CHP ve DİSK Dev Maden-Sen heyeti incelemelerde bulunmak için Erzincan İliç’e gitti. Ancak DİSK Dev Maden-Sen heyeti, madenin olduğu bölgeye alınmadı. Dev Maden-Sen Genel Başkan Yardımcısı Ahmet Remzi Atasoy, “Valilik kararıyla geçişimize izin vermediler. Sadece birinci derece akrabalar, çalışanlar ile arama kurtarma ekiplerine izin var. Toprak altında kalan bizim de bir üyemiz var. Ailesine ulaşamıyoruz. İki kere yoldan çevrildik” dedi.
‘DENETİM YAPILMAMIŞ’
Cumhuriyet’ten Mustafa Çakır’ın haberine göre alanın çok büyük olduğuna işaret eden Atasoy, “Arama kurtarma çalışmalarının 5-6 ay sürebileceğini söylüyorlar. Daha fazla üretim baskısı bu hale getirmiş. Hesapsız kitapsız ÇED artırımları da var. Sonucu bu” ifadesini kullandı.
Madencilerin bir gün öncesinden çatlaklar olduğunu söylediklerini dile getiren Atasoy, “Orada her şey ters. Siyanürlü toprağın biriktirildiği kitlenin altına işçilerin uyuması için konteynerler koymuşlar. Orada işçilerin uyuması için. Bu tür yerlerin göçme olasılığı var. Dünyanın her yerinde göçüyor. Onun altına konteyner konulur mu? Çok büyük aymazlık var” değerlendirmesini yaptı.
Bölgede yağmur olduğuna dikkat çeken Atasoy şöyle devam etti: “Sülfürik asitle siyanür verilmiş. Siyanürlü olduğu toprağın renginden de belli. Büyük ihtimalle siyanür sızıyordur. Yağmurla birlikte hem atmosfere hem suya karışıyordur. Fırat’ın koluna ulaşmaması imkânsız.”
‘FIRAT’A KARIŞMA OLASILIĞI VAR’
CHP heyetinde yer alan eski Çevre Mühendisleri Odası Başkanı CHP PM üyesi Baran Bozoğlu, depolama alanının kapasitesinin 2019’da 53 milyon tondan 83 milyon tona çıkarıldığına dikkat çekti. Bozoğlu, “Çökme olduğunda yağmur yok, deprem yok, kar yok. Bu da kapasitesinden fazla atık döküldüğünü gösteriyor. Yani göz göre göre gelmiş. Denetim sağlıklı yapılmamış” dedi.

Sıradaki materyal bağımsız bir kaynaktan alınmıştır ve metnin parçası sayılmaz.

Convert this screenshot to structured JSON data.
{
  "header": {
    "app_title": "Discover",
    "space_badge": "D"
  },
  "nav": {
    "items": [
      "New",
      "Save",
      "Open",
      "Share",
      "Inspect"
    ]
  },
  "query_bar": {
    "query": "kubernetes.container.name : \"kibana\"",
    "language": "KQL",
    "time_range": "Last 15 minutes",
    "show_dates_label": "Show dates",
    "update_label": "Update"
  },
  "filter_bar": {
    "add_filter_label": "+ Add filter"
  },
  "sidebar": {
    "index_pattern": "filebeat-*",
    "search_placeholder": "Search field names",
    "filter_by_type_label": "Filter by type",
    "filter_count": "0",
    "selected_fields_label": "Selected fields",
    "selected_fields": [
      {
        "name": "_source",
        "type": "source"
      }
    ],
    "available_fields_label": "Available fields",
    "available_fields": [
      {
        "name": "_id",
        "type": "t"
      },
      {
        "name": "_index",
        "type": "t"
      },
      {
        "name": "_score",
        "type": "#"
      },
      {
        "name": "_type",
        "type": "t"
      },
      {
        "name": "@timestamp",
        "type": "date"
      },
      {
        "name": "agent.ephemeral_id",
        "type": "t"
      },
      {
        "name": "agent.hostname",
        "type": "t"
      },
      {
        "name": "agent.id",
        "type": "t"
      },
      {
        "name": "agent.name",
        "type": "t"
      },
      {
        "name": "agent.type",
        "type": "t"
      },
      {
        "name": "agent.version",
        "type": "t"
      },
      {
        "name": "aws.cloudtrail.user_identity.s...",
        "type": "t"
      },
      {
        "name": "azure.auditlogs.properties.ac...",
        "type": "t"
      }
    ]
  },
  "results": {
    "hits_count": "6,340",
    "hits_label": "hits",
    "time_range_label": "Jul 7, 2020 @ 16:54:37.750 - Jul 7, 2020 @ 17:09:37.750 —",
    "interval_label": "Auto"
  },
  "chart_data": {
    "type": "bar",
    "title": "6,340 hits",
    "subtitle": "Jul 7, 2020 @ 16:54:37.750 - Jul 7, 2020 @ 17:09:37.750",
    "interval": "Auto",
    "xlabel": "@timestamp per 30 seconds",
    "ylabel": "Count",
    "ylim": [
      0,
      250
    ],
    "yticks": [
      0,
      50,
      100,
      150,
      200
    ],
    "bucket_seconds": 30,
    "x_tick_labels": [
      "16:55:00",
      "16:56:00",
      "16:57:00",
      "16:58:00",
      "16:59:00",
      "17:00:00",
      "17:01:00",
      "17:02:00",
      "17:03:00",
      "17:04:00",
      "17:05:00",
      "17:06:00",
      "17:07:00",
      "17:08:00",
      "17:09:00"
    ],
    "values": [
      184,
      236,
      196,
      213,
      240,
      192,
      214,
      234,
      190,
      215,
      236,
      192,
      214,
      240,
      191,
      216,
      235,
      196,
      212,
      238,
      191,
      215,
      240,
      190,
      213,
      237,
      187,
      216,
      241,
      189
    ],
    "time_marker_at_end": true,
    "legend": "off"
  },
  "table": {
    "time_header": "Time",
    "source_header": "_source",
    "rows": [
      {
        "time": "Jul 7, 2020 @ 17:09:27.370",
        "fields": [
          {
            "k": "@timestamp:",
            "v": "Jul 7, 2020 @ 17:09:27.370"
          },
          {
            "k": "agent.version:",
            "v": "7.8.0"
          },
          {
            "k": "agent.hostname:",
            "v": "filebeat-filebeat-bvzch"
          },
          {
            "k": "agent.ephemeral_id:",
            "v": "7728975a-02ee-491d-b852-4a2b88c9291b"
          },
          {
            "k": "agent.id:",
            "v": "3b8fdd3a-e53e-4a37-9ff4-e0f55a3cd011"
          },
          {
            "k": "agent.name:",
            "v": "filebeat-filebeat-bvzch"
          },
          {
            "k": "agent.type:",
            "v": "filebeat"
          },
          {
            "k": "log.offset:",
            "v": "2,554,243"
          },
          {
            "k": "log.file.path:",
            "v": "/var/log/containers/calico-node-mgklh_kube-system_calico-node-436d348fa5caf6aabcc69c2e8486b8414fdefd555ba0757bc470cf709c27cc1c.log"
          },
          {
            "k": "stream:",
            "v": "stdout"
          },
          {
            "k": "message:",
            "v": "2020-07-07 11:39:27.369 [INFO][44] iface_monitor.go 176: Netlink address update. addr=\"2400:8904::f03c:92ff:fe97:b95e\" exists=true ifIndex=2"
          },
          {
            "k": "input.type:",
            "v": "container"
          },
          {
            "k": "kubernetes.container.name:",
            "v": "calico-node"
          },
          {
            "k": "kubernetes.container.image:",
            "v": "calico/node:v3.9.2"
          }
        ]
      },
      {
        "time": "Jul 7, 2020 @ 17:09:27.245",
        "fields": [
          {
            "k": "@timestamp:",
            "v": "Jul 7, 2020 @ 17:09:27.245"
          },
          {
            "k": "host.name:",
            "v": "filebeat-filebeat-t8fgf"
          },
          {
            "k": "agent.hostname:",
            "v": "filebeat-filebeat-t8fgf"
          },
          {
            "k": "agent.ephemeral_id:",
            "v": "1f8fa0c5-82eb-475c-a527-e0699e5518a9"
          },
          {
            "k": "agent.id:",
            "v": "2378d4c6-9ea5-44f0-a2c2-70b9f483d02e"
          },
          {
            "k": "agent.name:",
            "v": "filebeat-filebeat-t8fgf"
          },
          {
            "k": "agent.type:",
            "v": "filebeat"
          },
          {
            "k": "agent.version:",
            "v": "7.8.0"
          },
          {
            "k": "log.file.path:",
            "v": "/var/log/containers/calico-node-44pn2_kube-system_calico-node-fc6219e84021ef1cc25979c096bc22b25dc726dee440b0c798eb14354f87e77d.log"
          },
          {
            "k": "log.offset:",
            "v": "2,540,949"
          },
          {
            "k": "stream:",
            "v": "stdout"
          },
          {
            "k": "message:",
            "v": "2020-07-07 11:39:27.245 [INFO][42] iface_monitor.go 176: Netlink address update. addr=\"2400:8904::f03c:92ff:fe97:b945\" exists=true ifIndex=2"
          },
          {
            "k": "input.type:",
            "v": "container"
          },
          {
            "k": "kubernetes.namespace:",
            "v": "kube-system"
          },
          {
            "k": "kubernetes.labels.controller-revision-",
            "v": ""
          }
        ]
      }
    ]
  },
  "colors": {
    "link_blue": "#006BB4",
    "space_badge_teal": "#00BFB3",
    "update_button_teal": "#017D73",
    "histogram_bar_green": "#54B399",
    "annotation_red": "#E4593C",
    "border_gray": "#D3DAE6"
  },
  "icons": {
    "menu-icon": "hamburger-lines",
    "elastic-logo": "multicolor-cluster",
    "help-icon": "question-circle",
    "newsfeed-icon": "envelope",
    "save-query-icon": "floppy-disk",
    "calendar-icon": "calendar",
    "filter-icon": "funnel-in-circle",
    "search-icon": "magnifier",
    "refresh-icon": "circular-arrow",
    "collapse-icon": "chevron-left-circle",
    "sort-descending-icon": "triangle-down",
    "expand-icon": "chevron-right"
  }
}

Bozoğlu, valilik ile toplantı yaptıklarını, kendilerine bakanlığın mobil laboratuvarlarının geldiğinin söylendiğini anımsatırken şöyle devam etti: “Herhangi bir risk olmadığı, Fırat Nehri’ne bulaşma olmadığı söylendi. Ancak biz bu sahada mobil laboratuvar araçlarını göremedik. Analizleri, raporları talep ettik. Burası Sabırlı Deresi. Bu dere direkt Fırat Nehri’ne açılıyor. Şu an yağış var. Yeraltı suyuyla Fırat Nehri’ne karışma olasılığı var. İzleme laboratuvarlarının Fırat Nehri’nin yanına kurulması gerekiyor. Ayrıca sondajla izleme de gerekiyor.”
Bozoğlu, göçen depolama alanının dere yatağının tepesine kurulduğuna da işaret ederek “Olası bir yıkıntı riskine karşı baraj oluşturulması gerekiyordu. O da yok. Oysa burası deprem bölgesi” ifadesini kullandı.